During the last scene, Jason has paid off his debt and Crash and Nut tell him that the only reason they done what they did to him was "just business". Nut tells Jason that "playoffs are starting" but Jason declines the offer and Crash tells him to be careful as others are going to wonder where he got so much money. Nut and Jason have an exchange where Jason exacts revenge for all the pain Nut has caused him. While talking to Quincy (Yaphet Kotto), Jason tells him that he's going back to New York. Quincy tells him to be careful and wishes him well in the future. Jason drives to New York and that ends the movie.

==Cast==
- LL Cool J as Jason St. Julian
- Victoria Dillard as Monica Simmons
- Tim Reid as Detective Wilson
- Howard Hesseman as Detective Caldwell
- Yaphet Kotto as Quincy
- Luis Antonio Ramos as Ramon
- Aries Spears as Frank
- Don Yesso as Shorty
- Carlo Imperato as Pauley
- Gene Anthony Ray as Crash
- Ramy Zada as Danny Simon
- Debbie Allen as Manicurist
- Mark Venturini as Nut

==Reception==
Keith Bailey of Radio Times awarded the film one star out of five.

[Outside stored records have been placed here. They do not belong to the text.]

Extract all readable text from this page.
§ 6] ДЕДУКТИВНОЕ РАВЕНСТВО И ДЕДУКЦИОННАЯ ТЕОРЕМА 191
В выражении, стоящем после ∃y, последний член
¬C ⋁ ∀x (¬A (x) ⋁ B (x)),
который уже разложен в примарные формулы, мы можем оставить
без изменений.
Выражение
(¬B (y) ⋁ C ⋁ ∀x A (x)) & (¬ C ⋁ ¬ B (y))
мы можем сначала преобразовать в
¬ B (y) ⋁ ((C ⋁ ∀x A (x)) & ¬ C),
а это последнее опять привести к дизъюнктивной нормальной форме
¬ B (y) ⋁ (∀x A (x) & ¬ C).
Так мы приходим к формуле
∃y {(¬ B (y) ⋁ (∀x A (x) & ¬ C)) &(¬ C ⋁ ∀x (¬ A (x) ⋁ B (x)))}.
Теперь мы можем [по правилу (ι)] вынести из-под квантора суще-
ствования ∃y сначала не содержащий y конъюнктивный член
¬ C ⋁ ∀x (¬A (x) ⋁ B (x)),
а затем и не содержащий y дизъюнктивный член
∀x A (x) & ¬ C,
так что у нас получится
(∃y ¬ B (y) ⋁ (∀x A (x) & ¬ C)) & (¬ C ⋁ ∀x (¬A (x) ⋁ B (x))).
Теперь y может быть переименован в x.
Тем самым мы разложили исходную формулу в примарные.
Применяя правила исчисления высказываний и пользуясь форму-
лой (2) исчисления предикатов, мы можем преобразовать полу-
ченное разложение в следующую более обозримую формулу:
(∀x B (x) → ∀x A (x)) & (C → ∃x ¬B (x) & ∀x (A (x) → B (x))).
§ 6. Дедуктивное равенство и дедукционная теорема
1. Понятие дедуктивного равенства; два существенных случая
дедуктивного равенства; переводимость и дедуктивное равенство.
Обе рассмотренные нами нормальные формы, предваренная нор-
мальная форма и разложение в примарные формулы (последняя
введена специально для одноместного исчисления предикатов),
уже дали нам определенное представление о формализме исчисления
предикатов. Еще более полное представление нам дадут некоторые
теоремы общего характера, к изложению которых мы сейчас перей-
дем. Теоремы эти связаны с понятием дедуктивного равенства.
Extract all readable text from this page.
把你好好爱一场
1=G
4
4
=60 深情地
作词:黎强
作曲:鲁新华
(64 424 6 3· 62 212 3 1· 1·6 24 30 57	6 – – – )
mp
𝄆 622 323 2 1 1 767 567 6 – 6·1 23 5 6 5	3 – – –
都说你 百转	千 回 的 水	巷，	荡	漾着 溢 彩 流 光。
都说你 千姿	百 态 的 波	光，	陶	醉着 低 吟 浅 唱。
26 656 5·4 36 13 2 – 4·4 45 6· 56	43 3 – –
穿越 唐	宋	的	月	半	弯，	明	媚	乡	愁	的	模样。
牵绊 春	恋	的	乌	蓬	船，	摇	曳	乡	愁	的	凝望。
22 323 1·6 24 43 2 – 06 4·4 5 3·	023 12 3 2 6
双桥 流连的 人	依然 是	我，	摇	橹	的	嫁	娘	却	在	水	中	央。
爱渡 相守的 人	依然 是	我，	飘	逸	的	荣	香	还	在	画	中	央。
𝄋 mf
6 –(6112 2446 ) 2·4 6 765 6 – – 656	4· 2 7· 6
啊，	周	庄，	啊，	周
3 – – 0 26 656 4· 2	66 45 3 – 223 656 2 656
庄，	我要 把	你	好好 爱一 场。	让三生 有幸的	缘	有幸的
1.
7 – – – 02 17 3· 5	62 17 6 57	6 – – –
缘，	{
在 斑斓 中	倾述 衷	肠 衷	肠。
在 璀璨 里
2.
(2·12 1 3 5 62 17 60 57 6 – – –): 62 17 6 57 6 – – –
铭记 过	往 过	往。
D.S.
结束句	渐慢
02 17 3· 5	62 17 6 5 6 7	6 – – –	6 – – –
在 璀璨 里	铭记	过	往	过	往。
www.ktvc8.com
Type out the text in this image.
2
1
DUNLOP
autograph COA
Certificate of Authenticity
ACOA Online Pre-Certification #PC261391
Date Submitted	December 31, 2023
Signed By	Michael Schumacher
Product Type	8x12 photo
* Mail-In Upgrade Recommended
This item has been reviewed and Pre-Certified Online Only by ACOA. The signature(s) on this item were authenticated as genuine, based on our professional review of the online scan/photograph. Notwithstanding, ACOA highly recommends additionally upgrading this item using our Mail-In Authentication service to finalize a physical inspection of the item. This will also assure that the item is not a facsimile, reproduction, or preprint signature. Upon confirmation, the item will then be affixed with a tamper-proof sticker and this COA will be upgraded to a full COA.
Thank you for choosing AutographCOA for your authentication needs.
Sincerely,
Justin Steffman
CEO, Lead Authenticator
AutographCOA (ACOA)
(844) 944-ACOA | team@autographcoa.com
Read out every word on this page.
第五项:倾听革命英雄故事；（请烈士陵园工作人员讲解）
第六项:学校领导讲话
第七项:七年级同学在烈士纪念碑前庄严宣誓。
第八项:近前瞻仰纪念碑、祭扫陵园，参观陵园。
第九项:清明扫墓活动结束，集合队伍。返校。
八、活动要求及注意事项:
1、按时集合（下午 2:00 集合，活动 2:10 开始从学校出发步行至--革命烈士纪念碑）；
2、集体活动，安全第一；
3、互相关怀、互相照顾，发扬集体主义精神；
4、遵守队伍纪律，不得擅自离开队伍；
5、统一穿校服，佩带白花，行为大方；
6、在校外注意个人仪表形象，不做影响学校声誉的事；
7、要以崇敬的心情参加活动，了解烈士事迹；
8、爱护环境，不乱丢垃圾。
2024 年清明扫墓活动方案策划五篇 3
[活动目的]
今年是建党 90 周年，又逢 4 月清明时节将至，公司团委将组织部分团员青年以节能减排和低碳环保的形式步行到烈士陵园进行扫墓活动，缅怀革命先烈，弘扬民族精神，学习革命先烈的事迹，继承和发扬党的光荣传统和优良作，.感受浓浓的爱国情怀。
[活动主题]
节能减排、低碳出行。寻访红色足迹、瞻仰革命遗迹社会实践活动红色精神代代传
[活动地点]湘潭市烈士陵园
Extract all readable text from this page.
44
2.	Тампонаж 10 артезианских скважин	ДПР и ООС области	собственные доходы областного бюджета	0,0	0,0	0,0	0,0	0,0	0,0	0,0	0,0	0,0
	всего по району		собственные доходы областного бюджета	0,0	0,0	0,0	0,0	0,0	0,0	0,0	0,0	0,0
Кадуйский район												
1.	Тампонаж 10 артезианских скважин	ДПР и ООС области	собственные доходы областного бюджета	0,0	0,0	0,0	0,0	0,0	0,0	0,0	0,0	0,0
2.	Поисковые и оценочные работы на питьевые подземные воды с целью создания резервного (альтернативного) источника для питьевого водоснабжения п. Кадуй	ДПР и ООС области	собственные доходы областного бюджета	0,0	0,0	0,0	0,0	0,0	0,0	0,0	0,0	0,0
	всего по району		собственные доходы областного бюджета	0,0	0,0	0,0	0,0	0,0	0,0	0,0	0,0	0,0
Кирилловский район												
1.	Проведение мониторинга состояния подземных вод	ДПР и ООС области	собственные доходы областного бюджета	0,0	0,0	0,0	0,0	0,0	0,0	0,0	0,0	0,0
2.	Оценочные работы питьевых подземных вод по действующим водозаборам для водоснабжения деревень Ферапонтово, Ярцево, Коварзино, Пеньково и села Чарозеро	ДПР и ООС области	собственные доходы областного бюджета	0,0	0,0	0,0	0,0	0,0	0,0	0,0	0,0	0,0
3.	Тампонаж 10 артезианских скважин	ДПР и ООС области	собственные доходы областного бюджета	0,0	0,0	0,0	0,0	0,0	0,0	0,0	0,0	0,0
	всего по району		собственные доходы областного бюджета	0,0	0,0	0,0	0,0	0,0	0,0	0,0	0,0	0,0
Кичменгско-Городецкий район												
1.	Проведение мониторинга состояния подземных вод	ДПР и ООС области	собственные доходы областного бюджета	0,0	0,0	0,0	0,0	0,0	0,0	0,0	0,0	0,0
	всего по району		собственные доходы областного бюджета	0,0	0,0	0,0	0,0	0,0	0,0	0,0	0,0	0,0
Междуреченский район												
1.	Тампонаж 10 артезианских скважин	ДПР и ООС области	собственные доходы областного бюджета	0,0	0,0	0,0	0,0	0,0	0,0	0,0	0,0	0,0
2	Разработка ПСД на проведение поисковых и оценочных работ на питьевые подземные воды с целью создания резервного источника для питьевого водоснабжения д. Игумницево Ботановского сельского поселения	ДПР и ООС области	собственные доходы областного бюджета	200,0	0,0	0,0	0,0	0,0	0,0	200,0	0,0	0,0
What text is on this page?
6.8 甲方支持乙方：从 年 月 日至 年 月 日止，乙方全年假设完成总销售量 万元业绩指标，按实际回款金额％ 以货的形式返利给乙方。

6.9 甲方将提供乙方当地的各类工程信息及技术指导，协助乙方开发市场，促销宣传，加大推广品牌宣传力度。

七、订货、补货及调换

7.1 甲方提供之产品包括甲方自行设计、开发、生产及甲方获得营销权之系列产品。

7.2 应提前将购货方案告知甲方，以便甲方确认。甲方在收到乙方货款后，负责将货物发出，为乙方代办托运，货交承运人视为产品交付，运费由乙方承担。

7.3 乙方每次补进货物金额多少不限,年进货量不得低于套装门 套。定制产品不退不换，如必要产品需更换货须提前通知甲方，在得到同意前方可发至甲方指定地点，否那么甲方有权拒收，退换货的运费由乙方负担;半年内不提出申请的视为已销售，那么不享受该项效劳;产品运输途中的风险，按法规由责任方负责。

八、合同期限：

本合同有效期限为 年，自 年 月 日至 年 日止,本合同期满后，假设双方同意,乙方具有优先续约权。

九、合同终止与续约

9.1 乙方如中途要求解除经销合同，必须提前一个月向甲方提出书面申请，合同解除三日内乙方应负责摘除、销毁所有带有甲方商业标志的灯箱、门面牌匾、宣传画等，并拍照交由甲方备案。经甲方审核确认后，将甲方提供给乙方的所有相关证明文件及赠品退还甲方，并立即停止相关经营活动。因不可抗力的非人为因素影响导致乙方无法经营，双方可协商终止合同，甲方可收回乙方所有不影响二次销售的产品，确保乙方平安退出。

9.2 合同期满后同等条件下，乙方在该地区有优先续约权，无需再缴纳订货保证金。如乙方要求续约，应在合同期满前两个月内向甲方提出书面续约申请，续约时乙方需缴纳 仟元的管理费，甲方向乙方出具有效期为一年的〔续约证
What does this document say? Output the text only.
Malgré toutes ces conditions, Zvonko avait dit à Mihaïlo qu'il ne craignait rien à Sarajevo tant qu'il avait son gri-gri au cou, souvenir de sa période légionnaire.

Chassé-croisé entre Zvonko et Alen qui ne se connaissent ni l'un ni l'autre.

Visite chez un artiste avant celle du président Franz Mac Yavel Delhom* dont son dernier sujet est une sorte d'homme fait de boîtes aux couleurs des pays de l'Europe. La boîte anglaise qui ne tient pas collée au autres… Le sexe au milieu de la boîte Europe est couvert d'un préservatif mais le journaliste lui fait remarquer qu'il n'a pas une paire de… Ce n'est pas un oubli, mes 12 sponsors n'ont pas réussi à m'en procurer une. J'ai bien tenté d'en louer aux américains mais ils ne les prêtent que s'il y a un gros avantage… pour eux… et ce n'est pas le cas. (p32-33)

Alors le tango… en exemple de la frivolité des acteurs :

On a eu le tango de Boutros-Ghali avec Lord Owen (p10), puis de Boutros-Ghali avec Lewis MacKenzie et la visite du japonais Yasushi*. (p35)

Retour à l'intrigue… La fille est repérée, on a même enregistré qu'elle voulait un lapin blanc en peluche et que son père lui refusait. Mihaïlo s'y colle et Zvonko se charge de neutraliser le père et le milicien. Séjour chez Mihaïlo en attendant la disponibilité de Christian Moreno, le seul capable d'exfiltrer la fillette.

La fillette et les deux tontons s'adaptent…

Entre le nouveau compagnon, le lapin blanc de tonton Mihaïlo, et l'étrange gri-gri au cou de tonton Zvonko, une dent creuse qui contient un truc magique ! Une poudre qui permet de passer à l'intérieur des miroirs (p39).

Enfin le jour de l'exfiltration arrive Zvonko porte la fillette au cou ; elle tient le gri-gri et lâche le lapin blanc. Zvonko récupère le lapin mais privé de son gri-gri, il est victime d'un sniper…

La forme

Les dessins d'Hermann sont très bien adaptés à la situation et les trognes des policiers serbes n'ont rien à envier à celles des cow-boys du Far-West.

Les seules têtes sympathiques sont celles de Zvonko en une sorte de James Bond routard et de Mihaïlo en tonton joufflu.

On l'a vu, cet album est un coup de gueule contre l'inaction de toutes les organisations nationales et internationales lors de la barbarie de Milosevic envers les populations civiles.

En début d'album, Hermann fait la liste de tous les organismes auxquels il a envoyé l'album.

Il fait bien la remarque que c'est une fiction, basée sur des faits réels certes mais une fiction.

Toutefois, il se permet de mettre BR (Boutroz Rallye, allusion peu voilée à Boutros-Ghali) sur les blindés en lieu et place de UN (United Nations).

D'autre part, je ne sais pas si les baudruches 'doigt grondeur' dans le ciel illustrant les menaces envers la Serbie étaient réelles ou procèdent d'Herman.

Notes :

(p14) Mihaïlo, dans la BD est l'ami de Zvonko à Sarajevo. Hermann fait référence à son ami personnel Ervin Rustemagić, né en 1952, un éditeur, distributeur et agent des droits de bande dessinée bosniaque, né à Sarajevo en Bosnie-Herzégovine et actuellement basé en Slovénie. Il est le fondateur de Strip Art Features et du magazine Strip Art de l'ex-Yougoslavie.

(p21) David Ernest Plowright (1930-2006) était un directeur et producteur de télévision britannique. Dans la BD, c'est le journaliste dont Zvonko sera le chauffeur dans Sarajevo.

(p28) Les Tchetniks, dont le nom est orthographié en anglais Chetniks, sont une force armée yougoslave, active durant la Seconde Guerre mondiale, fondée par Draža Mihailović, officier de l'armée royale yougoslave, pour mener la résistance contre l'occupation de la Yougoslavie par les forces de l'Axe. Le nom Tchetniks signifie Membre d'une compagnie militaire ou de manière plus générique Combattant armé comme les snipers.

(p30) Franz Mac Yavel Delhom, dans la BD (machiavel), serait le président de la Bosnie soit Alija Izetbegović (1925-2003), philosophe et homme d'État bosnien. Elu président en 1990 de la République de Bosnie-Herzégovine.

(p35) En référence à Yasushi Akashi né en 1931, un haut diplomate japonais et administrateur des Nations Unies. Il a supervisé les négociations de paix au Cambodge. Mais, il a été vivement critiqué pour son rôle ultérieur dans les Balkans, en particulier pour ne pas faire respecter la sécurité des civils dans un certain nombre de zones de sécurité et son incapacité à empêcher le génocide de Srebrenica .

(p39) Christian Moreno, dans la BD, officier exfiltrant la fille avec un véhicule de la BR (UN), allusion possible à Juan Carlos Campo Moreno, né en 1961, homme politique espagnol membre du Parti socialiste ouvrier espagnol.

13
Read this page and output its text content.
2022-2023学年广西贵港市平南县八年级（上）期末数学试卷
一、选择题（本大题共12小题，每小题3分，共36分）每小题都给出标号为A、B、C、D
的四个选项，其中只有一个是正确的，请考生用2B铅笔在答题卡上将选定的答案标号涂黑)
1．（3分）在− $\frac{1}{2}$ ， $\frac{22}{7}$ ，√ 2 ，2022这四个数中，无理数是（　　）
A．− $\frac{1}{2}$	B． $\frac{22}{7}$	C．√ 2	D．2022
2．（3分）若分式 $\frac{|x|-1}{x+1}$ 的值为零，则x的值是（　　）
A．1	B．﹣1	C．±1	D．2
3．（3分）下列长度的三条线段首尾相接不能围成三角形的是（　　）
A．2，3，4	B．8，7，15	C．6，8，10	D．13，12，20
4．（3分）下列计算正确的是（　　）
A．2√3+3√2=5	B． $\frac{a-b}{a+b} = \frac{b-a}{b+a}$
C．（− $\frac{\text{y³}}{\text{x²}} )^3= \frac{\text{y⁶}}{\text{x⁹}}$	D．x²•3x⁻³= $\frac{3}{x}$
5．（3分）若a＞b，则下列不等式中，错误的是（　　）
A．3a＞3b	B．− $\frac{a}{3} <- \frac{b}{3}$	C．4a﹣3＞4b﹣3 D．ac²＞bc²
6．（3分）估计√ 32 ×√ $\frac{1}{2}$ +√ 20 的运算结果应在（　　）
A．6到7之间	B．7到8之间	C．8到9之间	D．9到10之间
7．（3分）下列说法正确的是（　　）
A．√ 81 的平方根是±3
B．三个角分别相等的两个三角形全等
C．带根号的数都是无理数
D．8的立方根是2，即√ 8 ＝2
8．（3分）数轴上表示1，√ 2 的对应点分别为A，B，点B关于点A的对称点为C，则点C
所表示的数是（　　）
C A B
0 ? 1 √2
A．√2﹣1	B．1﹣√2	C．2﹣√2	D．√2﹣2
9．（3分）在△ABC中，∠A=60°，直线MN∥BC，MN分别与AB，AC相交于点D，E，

TV Guide gave the film a negative review: “OUT OF SYNC is by no means an exceptionally good movie, but it does not lay claims to being one either. Shot in under a month for about $1.5 million by a novice director with a cast of no ‘major talent,’ it probably should have been as disappointing as most direct-to-video films are, and no one would have needed to apologize.”